OK, so as guiltily interesting as it is to read anything about Hooters, what does this have to do with Christians and the Church?
Well, actually, the Church at large finds itself in a surprisingly similar circumstance to the Hooters chain.  We are outdated, losing customers, and closing locations.
We know we need to change in many similar areas:
  • Our Uniform: What we expect people to wear on Sunday mornings - both for pastors and laity, and what we think about how a good Christian "should look."
  • Our Product: Our worship services, missional outreach, and discipleship strategies are woefully out of date and ineffective.  
  • Our Look: It would be nice if our churches were only stuck in the 80's, but most are just now inching out of the 70's and quite a few are squarely in the 50's and happy to stay there!  Walking into a church building should not feel like stepping through a time warp.  

But like Hooters, we can't change everything.  We have to hold onto our core identity and core strengths.  For example, ridding the building inside and outside of all images of the cross is shedding our single most recognizable icon (or in secular terms "logo" or "branding tool").  In addition to all the theological reasons, for purely pragmatic reasons, we ought to embrace the cross structurally and programmatically.
More deeply though, the Church is essentially the disciples of Christ gathered into body of Christ in worship of Christ and on the mission of Christ.  We need to reclaim and restore these four basic core strengths: discipleship, worship, community, and mission.  When we are healthy, these will all flow together and be virtually indistinguishable from one another.  Still, these are our central concerns and our reason for existence.  
Yes, we absolutely need to change.  We do need new uniforms, new products, and new looks.
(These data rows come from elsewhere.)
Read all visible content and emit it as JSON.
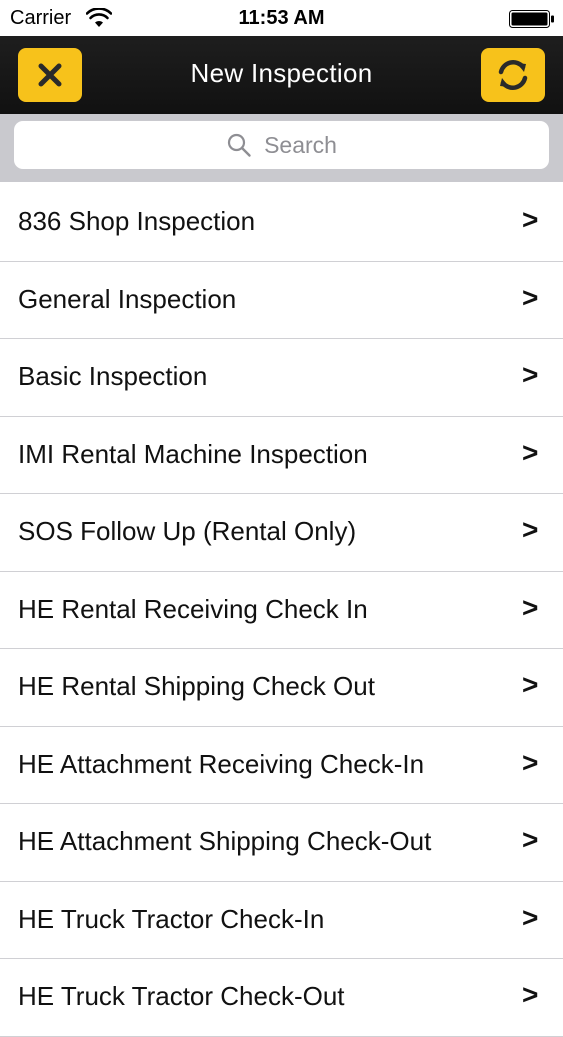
{
  "status_bar": {
    "carrier": "Carrier",
    "time": "11:53 AM"
  },
  "nav": {
    "title": "New Inspection",
    "left_icon": "close-icon",
    "right_icon": "refresh-icon",
    "accent_color": "#f7c21b"
  },
  "search": {
    "placeholder": "Search"
  },
  "list": {
    "chevron": ">",
    "items": [
      {
        "label": "836 Shop Inspection"
      },
      {
        "label": "General Inspection"
      },
      {
        "label": "Basic Inspection"
      },
      {
        "label": "IMI Rental Machine Inspection"
      },
      {
        "label": "SOS Follow Up (Rental Only)"
      },
      {
        "label": "HE Rental Receiving Check In"
      },
      {
        "label": "HE Rental Shipping Check Out"
      },
      {
        "label": "HE Attachment Receiving Check-In"
      },
      {
        "label": "HE Attachment Shipping Check-Out"
      },
      {
        "label": "HE Truck Tractor Check-In"
      },
      {
        "label": "HE Truck Tractor Check-Out"
      }
    ]
  }
}
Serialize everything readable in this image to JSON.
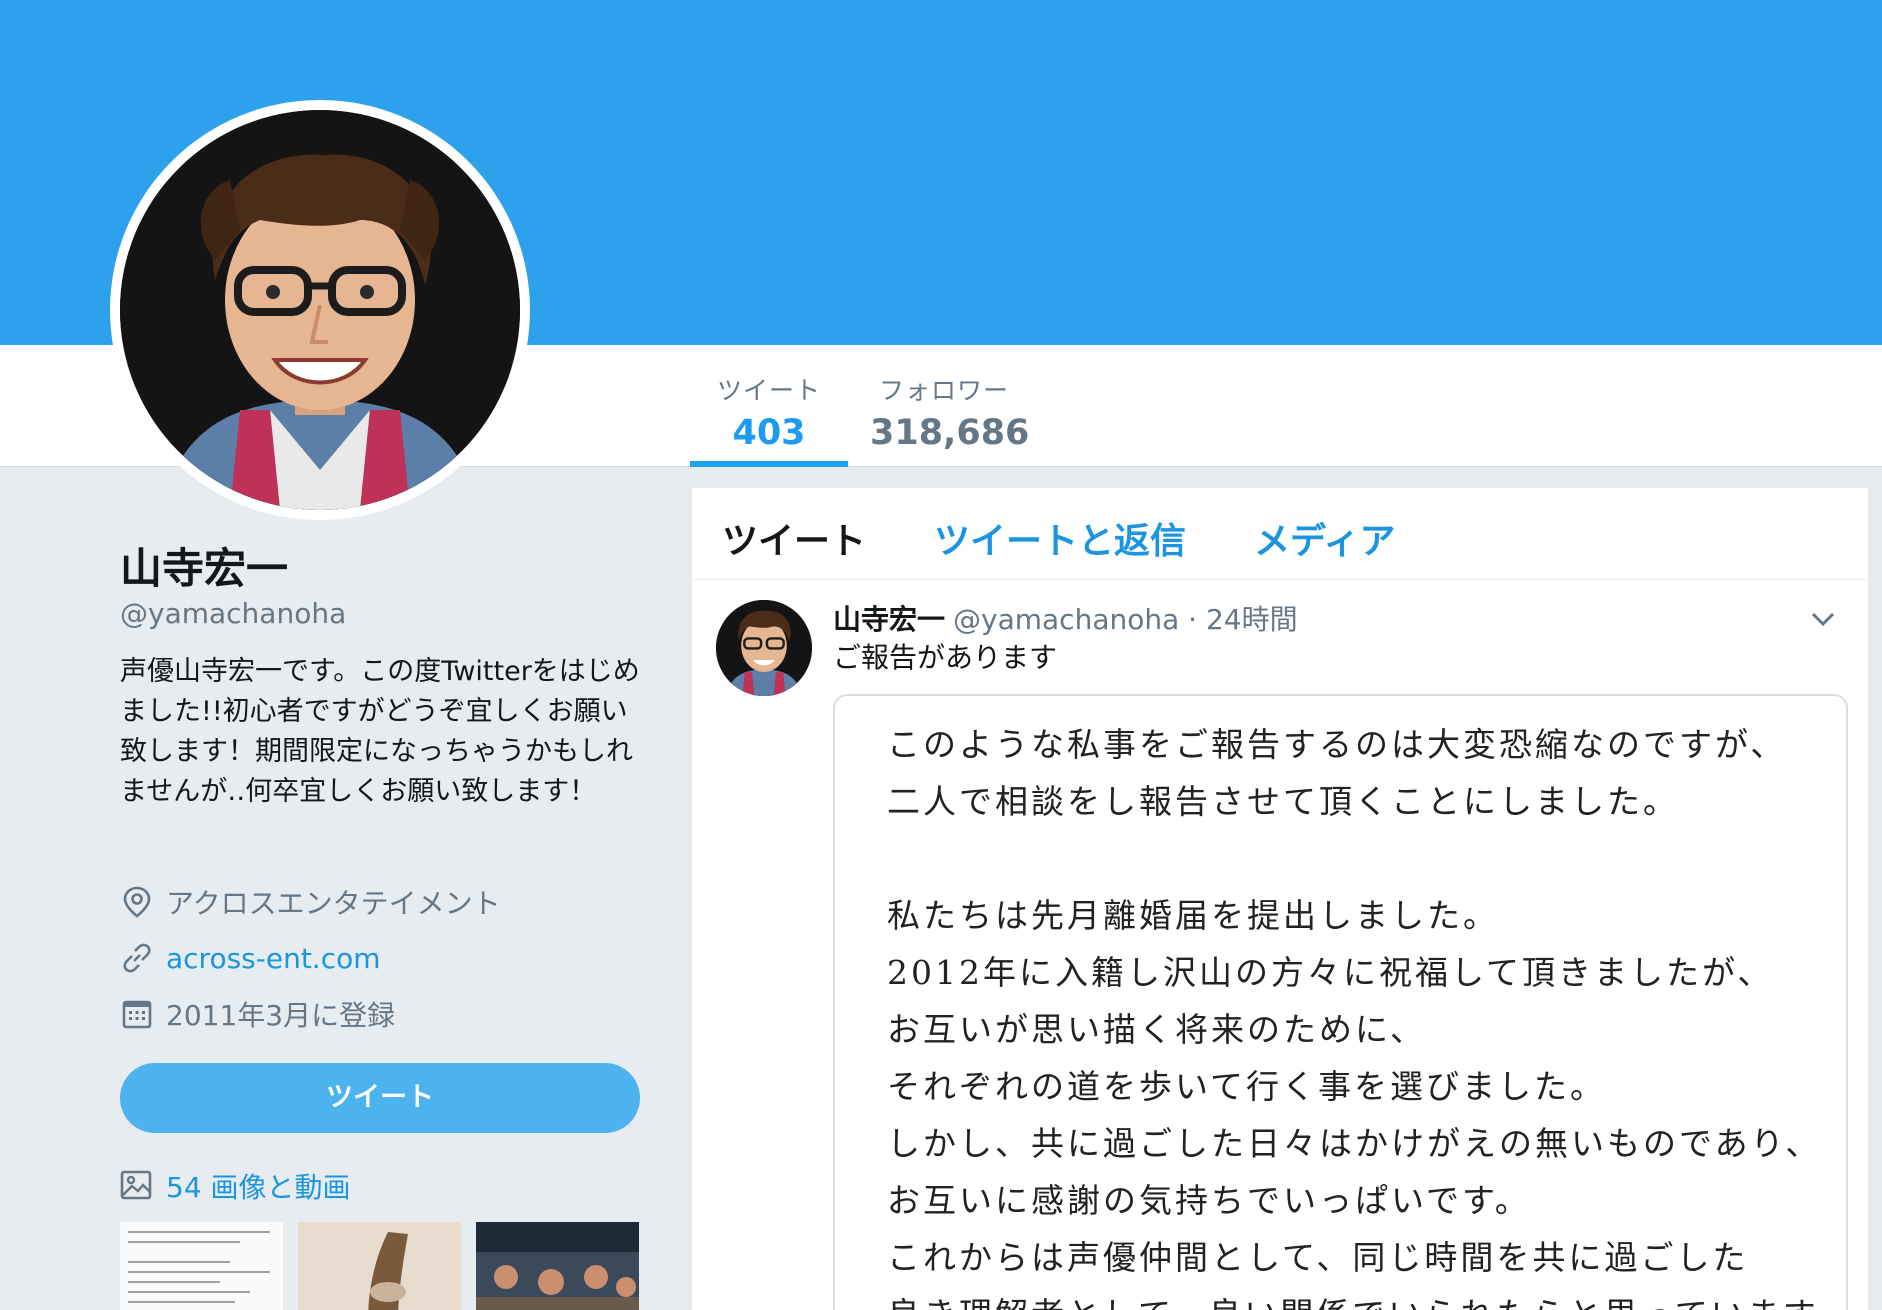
{
  "profile": {
    "name": "山寺宏一",
    "handle": "@yamachanoha",
    "bio": "声優山寺宏一です。この度Twitterをはじめました!!初心者ですがどうぞ宜しくお願い致します！期間限定になっちゃうかもしれませんが‥何卒宜しくお願い致します！",
    "location": "アクロスエンタテイメント",
    "website": "across-ent.com",
    "joined": "2011年3月に登録",
    "tweet_button": "ツイート",
    "media_link": "54 画像と動画"
  },
  "stats": [
    {
      "label": "ツイート",
      "value": "403"
    },
    {
      "label": "フォロワー",
      "value": "318,686"
    }
  ],
  "timeline": {
    "tabs": [
      "ツイート",
      "ツイートと返信",
      "メディア"
    ],
    "tweet": {
      "author": "山寺宏一",
      "handle": "@yamachanoha",
      "time": "· 24時間",
      "text": "ご報告があります",
      "card_lines": [
        "このような私事をご報告するのは大変恐縮なのですが、",
        "二人で相談をし報告させて頂くことにしました。",
        "",
        "私たちは先月離婚届を提出しました。",
        "2012年に入籍し沢山の方々に祝福して頂きましたが、",
        "お互いが思い描く将来のために、",
        "それぞれの道を歩いて行く事を選びました。",
        "しかし、共に過ごした日々はかけがえの無いものであり、",
        "お互いに感謝の気持ちでいっぱいです。",
        "これからは声優仲間として、同じ時間を共に過ごした",
        "良き理解者として、良い関係でいられたらと思っています。"
      ]
    }
  },
  "icons": [
    "location-pin-icon",
    "link-icon",
    "calendar-icon",
    "image-icon",
    "chevron-down-icon"
  ],
  "colors": {
    "banner": "#2da1ec",
    "accent": "#1da1f2",
    "link": "#1b95e0",
    "button": "#4db3ef",
    "muted": "#657786"
  }
}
However, losing people and closing churches are symptoms of our overall failure in our core competencies.  As we adapt to our postmodern culture, we also need to work with the Spirit to reinvigorate what it is that makes us the church: discipleship, community, worship, and mission.

2 comments:

StampingJudy said...

Very good Josh - an excellent commentary. One other thing I would add - is that "church" needs to be a place "where everybody knows your name." Of course that is impossible in any larger church that runs over 150+ However, within a large church there needs to be "smaller subsets" where he folks in that "smaller subset" DO know your name and you know their name. There needs to be a feeling of belonging -- one that translates into being cared about and he ability to care about others.

Unknown said...

Thanks Aunt Judy. Actually, from what I'm reading the smaller subset needs to be around 30-50 people - something like the size of an extended family gathering.